Hier in Kiel werden Norddeutschland und Norwegen zusammengebracht. Nicht nur durch eine Fährverbindung, sondern auch durch politische, wirtschaftliche und kulturelle Zusammenarbeit. Ein gutes Beispiel ist die intensive regionale Zusammenarbeit mit der norwegischen Region Østlandet. Viele ihrer Vertreter sind heute hier anwesend. Auf der globalen Arena stehen Norwegen und Deutschland sich ebenfalls nahe. Wir arbeiten auf vielen Gebieten eng zusammen: Energie, Abrüstung, Handel, Entwicklung und auch im „hohen Norden“.

Darum sind die Entwicklung in Deutschland und unser Verhältnis zu Ihnen so wichtig für die Interessen Norwegens. Wir danken der deutschen Regierung und dem deutschen Volk für das Engagement und die Offenheit, die Sie Norwegen entgegenbringen. Es war nur natürlich, dass Ministerpräsidentin Erna Solberg ausgerechnet Berlin als Ziel ihrer ersten Auslandsreise wählte.

Das Jubiläumsjahr 2014 regt uns alle zu Reflektion, Engagement und Teilhabe an demokratischen Prozessen an.

Die heutige Feier und unsere eigenen Festlichkeiten zum Jubiläum der norwegischen Verfassung geben uns Anlass, eine Debatte über die zukünftigen Herausforderungen, vor denen die Demokratie steht, anzustoßen.

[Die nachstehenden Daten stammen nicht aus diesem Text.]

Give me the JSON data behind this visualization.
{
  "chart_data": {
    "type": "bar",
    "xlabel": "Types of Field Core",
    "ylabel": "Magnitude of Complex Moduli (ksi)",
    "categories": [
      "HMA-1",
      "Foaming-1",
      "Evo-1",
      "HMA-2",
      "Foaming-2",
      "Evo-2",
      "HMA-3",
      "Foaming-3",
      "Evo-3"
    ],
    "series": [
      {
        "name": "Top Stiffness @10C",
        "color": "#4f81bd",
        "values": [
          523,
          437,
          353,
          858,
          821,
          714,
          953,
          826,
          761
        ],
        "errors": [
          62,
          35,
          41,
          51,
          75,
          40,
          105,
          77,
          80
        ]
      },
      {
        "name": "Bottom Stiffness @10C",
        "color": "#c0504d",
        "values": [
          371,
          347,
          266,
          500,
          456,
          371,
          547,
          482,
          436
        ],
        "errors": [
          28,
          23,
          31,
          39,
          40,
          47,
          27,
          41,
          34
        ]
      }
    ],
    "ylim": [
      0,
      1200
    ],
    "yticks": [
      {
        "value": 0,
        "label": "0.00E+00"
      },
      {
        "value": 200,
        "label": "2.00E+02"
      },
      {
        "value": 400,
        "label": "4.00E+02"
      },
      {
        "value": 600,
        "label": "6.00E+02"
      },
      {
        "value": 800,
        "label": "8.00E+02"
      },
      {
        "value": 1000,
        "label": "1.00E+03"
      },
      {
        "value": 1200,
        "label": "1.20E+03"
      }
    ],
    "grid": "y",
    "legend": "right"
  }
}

Die norwegische Verfassung hat seit 200 Jahren eine Vorreiterfunktion für viele Länder in der ganzen Welt. Die Prinzipien der Verfassung und unsere eigenen Erfahrungen aus der Zeit nach dem Kieler Frieden geben uns die Grundlage zu internationaler Zusammenarbeit. Für Frieden und Versöhnung, für die Förderung von Menschenrechten und die Entwicklung von Demokratie und für die Unterstützung der Zivilgesellschaft.

Und nicht zuletzt: um unsere wichtigste Erfahrung zu teilen: Nämlich dass eine gemeinsame Überzeugung, ein gemeinsames Projekt, das, was Identität und Zusammenhalt schafft, eben gerade die Abwesenheit von Krieg ist.

Kiel, 14. Januar 2014.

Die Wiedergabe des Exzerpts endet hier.